What is Bloomin’ Brands worth?

Bloomin’ Brands appears to be overvalued by 52.48% at the moment, based on my discounted cash flow valuation. The stock is currently priced at US$22.54 on the market compared to my intrinsic value of $14.78. This means that the buying opportunity has probably disappeared for now. Another thing to keep in mind is that Bloomin’ Brands’s share price is quite stable relative to the rest of the market, as indicated by its low beta. This means that if you believe the current share price should move towards its intrinsic value over time, a low beta could suggest it is not likely to reach that level anytime soon, and once it’s there, it may be hard to fall back down into an attractive buying range again.

Can we expect growth from Bloomin’ Brands?

NasdaqGS:BLMN Future Profit June 21st 18
NasdaqGS:BLMN Future Profit June 21st 18

Future outlook is an important aspect when you’re looking at buying a stock, especially if you are an investor looking for growth in your portfolio. Although value investors would argue that it’s the intrinsic value relative to the price that matter the most, a more compelling investment thesis would be high growth potential at a cheap price. With profit expected to grow by a double-digit 19.58% over the next couple of years, the outlook is positive for Bloomin’ Brands. It looks like higher cash flows is on the cards for the stock, which should feed into a higher share valuation.

What this means for you:

Are you a shareholder?

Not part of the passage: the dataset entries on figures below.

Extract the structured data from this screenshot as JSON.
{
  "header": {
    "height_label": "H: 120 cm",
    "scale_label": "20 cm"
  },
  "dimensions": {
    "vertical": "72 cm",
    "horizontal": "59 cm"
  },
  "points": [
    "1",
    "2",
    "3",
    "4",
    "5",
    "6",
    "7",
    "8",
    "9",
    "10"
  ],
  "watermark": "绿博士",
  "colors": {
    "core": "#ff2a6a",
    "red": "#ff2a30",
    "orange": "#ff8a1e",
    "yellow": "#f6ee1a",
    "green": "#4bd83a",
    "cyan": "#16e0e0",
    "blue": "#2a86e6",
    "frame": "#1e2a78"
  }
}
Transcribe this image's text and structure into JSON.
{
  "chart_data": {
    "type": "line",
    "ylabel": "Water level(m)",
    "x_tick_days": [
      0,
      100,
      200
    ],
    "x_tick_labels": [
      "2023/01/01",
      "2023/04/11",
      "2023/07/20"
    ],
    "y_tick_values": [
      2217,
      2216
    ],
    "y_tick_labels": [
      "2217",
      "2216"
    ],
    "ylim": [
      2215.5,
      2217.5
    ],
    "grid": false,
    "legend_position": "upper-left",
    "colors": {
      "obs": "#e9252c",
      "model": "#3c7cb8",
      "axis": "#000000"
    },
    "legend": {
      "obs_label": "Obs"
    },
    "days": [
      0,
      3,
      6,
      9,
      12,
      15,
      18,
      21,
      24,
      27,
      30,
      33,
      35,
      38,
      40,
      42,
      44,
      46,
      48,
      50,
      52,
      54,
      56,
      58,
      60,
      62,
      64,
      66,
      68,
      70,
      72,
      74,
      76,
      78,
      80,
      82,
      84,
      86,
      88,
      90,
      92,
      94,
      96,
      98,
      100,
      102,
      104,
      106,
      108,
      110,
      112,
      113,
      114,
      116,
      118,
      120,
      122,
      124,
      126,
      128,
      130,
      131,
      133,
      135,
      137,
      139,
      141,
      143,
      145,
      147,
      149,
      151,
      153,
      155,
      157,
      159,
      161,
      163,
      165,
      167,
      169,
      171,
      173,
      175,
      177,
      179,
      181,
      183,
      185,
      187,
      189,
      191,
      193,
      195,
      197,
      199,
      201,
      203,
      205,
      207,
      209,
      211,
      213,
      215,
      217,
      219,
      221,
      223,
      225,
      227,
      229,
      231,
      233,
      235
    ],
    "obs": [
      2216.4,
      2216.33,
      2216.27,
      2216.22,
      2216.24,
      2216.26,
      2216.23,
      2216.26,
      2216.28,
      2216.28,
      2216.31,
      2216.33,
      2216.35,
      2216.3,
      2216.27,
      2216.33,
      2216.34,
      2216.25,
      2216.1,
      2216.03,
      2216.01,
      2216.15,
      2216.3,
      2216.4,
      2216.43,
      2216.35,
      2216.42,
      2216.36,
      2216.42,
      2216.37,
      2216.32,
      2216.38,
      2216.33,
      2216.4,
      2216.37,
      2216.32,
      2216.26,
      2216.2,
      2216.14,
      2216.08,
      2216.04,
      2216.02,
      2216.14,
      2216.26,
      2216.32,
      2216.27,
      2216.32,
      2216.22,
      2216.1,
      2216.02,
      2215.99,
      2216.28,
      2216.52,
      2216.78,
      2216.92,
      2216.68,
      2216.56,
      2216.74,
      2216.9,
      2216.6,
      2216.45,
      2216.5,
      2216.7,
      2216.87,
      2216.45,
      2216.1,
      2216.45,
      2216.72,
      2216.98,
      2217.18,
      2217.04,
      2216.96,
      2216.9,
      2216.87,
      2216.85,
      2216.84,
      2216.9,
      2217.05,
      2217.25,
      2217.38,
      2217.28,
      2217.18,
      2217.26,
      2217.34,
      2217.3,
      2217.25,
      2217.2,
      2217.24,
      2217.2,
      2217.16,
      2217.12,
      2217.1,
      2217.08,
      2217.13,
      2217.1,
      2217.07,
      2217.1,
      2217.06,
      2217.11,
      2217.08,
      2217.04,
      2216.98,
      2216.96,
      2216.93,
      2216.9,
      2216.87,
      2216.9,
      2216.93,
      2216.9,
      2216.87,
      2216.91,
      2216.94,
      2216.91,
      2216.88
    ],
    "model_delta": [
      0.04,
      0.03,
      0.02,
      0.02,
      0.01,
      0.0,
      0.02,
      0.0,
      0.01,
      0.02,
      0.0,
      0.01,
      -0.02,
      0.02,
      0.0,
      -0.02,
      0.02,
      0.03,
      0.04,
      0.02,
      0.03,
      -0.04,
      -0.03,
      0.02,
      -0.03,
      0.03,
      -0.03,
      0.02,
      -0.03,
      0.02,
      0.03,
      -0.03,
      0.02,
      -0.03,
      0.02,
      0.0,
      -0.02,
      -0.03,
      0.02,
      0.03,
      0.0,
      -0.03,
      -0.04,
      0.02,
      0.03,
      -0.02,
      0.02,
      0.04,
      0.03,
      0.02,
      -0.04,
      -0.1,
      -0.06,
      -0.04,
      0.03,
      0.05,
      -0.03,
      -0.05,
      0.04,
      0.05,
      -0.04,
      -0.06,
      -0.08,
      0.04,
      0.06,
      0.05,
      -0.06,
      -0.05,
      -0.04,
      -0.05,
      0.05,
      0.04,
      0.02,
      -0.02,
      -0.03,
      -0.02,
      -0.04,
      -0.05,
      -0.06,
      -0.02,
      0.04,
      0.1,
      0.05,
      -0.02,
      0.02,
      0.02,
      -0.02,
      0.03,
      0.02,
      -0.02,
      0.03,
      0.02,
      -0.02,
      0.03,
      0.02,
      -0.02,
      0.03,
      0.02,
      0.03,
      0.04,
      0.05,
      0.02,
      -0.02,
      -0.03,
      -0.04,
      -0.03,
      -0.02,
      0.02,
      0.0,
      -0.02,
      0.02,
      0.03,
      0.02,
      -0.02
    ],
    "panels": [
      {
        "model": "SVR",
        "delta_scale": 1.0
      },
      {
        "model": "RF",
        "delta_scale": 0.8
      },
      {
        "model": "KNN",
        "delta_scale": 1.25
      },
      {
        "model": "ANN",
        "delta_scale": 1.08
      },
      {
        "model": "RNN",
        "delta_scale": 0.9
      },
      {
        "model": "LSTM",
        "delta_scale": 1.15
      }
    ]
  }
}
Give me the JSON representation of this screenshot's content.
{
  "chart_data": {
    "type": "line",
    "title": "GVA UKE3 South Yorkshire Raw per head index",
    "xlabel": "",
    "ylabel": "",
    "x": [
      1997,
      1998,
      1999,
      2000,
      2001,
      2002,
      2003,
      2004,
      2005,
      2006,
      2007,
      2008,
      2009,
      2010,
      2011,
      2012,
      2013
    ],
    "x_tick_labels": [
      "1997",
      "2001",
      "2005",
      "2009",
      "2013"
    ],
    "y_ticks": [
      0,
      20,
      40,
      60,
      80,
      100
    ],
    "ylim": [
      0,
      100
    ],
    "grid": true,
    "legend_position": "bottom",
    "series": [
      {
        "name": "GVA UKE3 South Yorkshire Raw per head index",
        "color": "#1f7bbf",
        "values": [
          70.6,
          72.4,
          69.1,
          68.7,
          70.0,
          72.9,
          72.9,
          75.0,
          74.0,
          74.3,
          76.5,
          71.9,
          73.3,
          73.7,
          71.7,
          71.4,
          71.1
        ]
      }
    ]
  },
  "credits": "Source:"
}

It seems like the market has well and truly priced in BLMN’s positive outlook, with shares trading above its fair value. At this current price, shareholders may be asking a different question – should I sell? If you believe BLMN should trade below its current price, selling high and buying it back up again when its price falls towards its real value can be profitable. But before you make this decision, take a look at whether its fundamentals have changed.

Are you a potential investor? If you’ve been keeping tabs on BLMN for some time, now may not be the best time to enter into the stock. The price has surpassed its true value, which means there’s no upside from mispricing. However, the positive outlook is encouraging for BLMN, which means it’s worth diving deeper into other factors in order to take advantage of the next price drop.

Price is just the tip of the iceberg. Dig deeper into what truly matters – the fundamentals – before you make a decision on Bloomin’ Brands. You can find everything you need to know about Bloomin’ Brands in the latest infographic research report. If you are no longer interested in Bloomin’ Brands, you can use our free platform to see my list of over 50 other stocks with a high growth potential.


To help readers see pass the short term volatility of the financial market, we aim to bring you a long-term focused research analysis purely driven by fundamental data. Note that our analysis does not factor in the latest price sensitive company announcements.

The author is an independent contributor and at the time of publication had no position in the stocks mentioned.